Tiyatien Health will receive $5000 and its work will be highlighted on the Ashoka Foundation's website, Changemakers.com, "where innovators, investors, and supporters come together to help refine and scale up the impact of the newest, best ideas for social change."

For more information please contact Peter Luckow, Director of Communications, at pluckow@tiyatienhealth.org or visit http://www.tiyatienhealth.org

About Tiyatien Health

Founded in 2006 by survivors of Liberia's civil war, together with American supporters, Tiyatien Health (TH) is a 501(c)(3) non-profit organization based both in Liberia and Boston. TH partners with rural communities and the Liberian government to advance healthcare and the fundamental rights of the poor. Through services, training, research, and advocacy, we are working to improve access to HIV treatment, care, and support; pioneering models that deliver primary healthcare fairly and to remote areas; and bolstering social justice in rural Liberia.

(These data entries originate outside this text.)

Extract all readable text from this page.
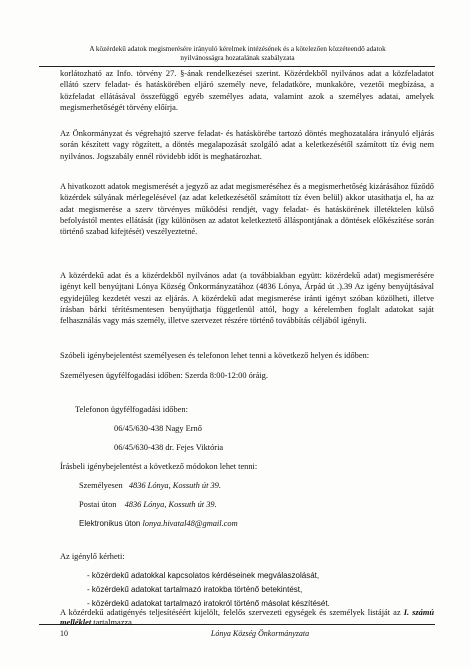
A közérdekű adatok megismerésére irányuló kérelmek intézésének és a kötelezően közzéteendő adatok
nyilvánosságra hozatalának szabályzata
korlátozható az Info. törvény 27. §-ának rendelkezései szerint. Közérdekből nyilvános adat a közfeladatot ellátó szerv feladat- és hatáskörében eljáró személy neve, feladatköre, munkaköre, vezetői megbízása, a közfeladat ellátásával összefüggő egyéb személyes adata, valamint azok a személyes adatai, amelyek megismerhetőségét törvény előírja.
Az Önkormányzat és végrehajtó szerve feladat- és hatáskörébe tartozó döntés meghozatalára irányuló eljárás során készített vagy rögzített, a döntés megalapozását szolgáló adat a keletkezésétől számított tíz évig nem nyilvános. Jogszabály ennél rövidebb időt is meghatározhat.
A hivatkozott adatok megismerését a jegyző az adat megismeréséhez és a megismerhetőség kizárásához fűződő közérdek súlyának mérlegelésével (az adat keletkezésétől számított tíz éven belül) akkor utasíthatja el, ha az adat megismerése a szerv törvényes működési rendjét, vagy feladat- és hatáskörének illetéktelen külső befolyástól mentes ellátását (így különösen az adatot keletkeztető álláspontjának a döntések előkészítése során történő szabad kifejtését) veszélyeztetné.
A közérdekű adat és a közérdekből nyilvános adat (a továbbiakban együtt: közérdekű adat) megismerésére igényt kell benyújtani Lónya Község Önkormányzatához (4836 Lónya, Árpád út .).39 Az igény benyújtásával egyidejűleg kezdetét veszi az eljárás. A közérdekű adat megismerése iránti igényt szóban közölheti, illetve írásban bárki térítésmentesen benyújthatja függetlenül attól, hogy a kérelemben foglalt adatokat saját felhasználás vagy más személy, illetve szervezet részére történő továbbítás céljából igényli.
Szóbeli igénybejelentést személyesen és telefonon lehet tenni a következő helyen és időben:
Személyesen ügyfélfogadási időben: Szerda 8:00-12:00 óráig.
Telefonon ügyfélfogadási időben:
06/45/630-438 Nagy Ernő
06/45/630-438 dr. Fejes Viktória
Írásbeli igénybejelentést a következő módokon lehet tenni:
Személyesen 4836 Lónya, Kossuth út 39.
Postai úton 4836 Lónya, Kossuth út 39.
Elektronikus úton lonya.hivatal48@gmail.com
Az igénylő kérheti:
- közérdekű adatokkal kapcsolatos kérdéseinek megválaszolását,
- közérdekű adatokat tartalmazó iratokba történő betekintést,
- közérdekű adatokat tartalmazó iratokról történő másolat készítését.
10	Lónya Község Önkormányzata
A közérdekű adatigényés teljesítéséért kijelölt, felelős szervezeti egységek és személyek listáját az I. számú melléklet tartalmazza.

TH's projects are co-directed by an extensive network of global health specialists from a number of prominent universities, including Harvard and Johns Hopkins. Some of the world's foremost global health experts, including Dr. Paul Farmer, the co-founder of Partners in Health, sit on its advisory board. Its community-based treatment strategies are being studied and adapted by the Global Fund, the Clinton Foundation, and the Liberian Ministry of Health. Learn more at http://www.tiyatienhealth.org

About Ashoka's Changemakers

Changemakers is an initiative of Ashoka, an organization with over three decades of finding, funding, and expanding the work of social entrepreneurs across the globe. It is a global online community of action that connects people to share ideas, inspire and mentor each other, and find and support the best ideas in social innovation. The Changemakers online community builds on this history and expands the Ashoka vision by creating an "Everyone a Changemaker" world through networking, relationship-building, and the sourcing of funding opportunities.